Across the country, thousands more asked for dispensation from their vows (estimates of 32,000–39,000 between 1966 and 1981 in the US). Women claimed disillusionment, the desire for personal freedom, and elements of the cultural upheaval of the 1960s (sexual revolution, feminism, questioning authority). For some, there was a sense that religious life had lost its distinctiveness ("Why be a nun if it's like being a layperson?").

Julie Andrews in publicity still for The Sound of Music

With a declining number of nuns, Catholic schools lost a significant labor cost advantage, as did Catholic healthcare. As children saw less influence from younger nuns in everyday life, new entrants into the vocation plummeted from over 7,000 per year when Julie Andrews was wearing a habit to near zero in many places by the late 1970s. With no new nuns, the exodus of younger nuns, and the passing of many pre-war nuns, orders were strained to care for their older sisters, and many communities slowly dissolved. 

The decline was studied best by author Ann Carey in her book, Sisters in Crisis: The Tragic Unraveling of Women’s Religious Communities. 

During this period, representation of nuns in popular culture devolved, mostly into comedic or evil; Cheech and Chong’s Sister Mary Elephant comedy recording (1971), the movie Agnes of God (1985): Jane Fonda, Anne Bancroft in a mystery/drama about a young nun accused of murdering her baby. Nuns on the Run (Eric Idle) and Sister Act (Whoopi Goldberg) in the early 1990s featured comic actors hiding out in habits.

The changes opened the floodgates for comedians to make fun of nuns. 1971 Cheech and Chong recording

The Sisters of St. Joseph went from 2,500 to 500 nuns and withdrew from Saint Catharine’s in 1987, and the Sisters of St. Dominic of Caldwell took over, slowly replacing their retirees with lay teachers over the years. 

The Saint Joseph Nuns are still hanging in there with over 500 sisters.

The school has prevailed. The pre-school through eighth grade still has almost 300 students and one remaining nun, Chaplain Sister Carole MacKenthun. The school community is enjoying a growing enthusiasm for the Catholic faith and a rise in parental interest in alternatives to public education.

The number of sisters in the United States sits between 30,000 and 40,000, 75% off of the 1960s peak. The remaining women religious are often highly educated, professionally skilled, and creatively engaged with modern challenges. The median age is over 70, but the Church is growing rapidly in Asia and Africa, and many there are attracted to religious life. Domestically, there is a revival with more young people entering the faith.
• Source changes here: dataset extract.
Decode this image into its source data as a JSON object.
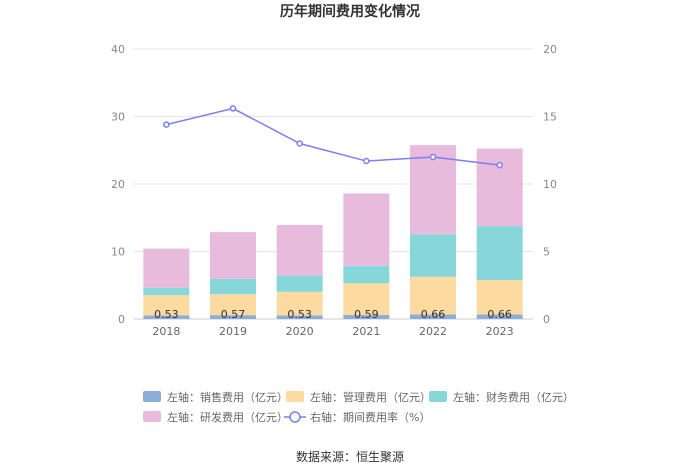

Many younger entrants in thriving communities bring fresh energy, while veteran sisters offer invaluable experience and mentorship. Their adaptability and joy in vocation are truly admirable. Most are dedicated to service for social justice. They are radically available to God and neighbor, most especially the vulnerable. Their work often fills gaps where government or other organizations fall short, embodying the Gospel call to care for the "least of these."